2024 | Johannes Bischof, Markus Hierl, and Ulrich Koller
Epidermolysis bullosa (EB) is a rare, monogenetic skin disease characterized by blister formation upon minimal mechanical stress. It is caused by mutations in genes encoding proteins essential for skin structure. Current treatments are limited to wound management, but gene therapy offers a potential cure. Two promising gene therapies are under development: gene replacement and gene editing. Beremagene geperpavec (B-VEC), a gene replacement therapy, was approved by the FDA for severe EB, marking a significant breakthrough. Gene editing, including CRISPR/Cas9, is also being explored for precise mutation repair.

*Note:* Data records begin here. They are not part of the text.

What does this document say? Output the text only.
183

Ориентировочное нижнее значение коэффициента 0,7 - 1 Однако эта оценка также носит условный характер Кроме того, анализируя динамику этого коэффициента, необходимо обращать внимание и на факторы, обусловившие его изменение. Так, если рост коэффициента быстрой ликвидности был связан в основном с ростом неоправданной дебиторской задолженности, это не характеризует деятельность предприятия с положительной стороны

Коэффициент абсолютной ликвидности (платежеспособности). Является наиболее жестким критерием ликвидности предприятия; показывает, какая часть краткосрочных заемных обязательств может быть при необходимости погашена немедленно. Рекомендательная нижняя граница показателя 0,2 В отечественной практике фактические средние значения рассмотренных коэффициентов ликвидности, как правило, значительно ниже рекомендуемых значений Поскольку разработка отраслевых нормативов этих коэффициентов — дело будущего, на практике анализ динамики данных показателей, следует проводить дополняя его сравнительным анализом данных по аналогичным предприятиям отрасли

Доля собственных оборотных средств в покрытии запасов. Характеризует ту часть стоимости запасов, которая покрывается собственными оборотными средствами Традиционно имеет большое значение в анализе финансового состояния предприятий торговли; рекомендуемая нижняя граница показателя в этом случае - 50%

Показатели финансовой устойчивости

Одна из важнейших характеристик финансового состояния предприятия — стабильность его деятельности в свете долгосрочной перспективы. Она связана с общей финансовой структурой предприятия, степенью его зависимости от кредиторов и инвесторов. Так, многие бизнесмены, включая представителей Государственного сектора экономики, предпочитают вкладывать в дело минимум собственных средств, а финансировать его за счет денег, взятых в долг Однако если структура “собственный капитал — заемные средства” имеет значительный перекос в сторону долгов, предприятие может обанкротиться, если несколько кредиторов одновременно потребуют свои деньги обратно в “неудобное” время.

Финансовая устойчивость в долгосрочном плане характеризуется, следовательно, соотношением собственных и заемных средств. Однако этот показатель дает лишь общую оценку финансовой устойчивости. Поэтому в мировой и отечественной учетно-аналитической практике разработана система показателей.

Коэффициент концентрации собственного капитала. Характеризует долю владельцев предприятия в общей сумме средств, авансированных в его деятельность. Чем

Ex vivo gene replacement therapies have shown success in clinical trials, with long-term benefits observed in patients. In vivo gene replacement, such as B-VEC, is now available for topical treatment of RDEB. Gene editing, while still preclinical, holds promise for future EB treatment. CRISPR/Cas9 has shown high efficiency and specificity, with modifications improving its precision. However, challenges remain in delivery and long-term safety. Ongoing trials aim to evaluate the efficacy and safety of these therapies, with the goal of providing effective, long-term treatments for EB patients.Epidermolysis bullosa (EB) is a rare, monogenetic skin disease characterized by blister formation upon minimal mechanical stress. It is caused by mutations in genes encoding proteins essential for skin structure. Current treatments are limited to wound management, but gene therapy offers a potential cure. Two promising gene therapies are under development: gene replacement and gene editing. Beremagene geperpavec (B-VEC), a gene replacement therapy, was approved by the FDA for severe EB, marking a significant breakthrough. Gene editing, including CRISPR/Cas9, is also being explored for precise mutation repair. Ex vivo gene replacement therapies have shown success in clinical trials, with long-term benefits observed in patients. In vivo gene replacement, such as B-VEC, is now available for topical treatment of RDEB. Gene editing, while still preclinical, holds promise for future EB treatment. CRISPR/Cas9 has shown high efficiency and specificity, with modifications improving its precision. However, challenges remain in delivery and long-term safety. Ongoing trials aim to evaluate the efficacy and safety of these therapies, with the goal of providing effective, long-term treatments for EB patients.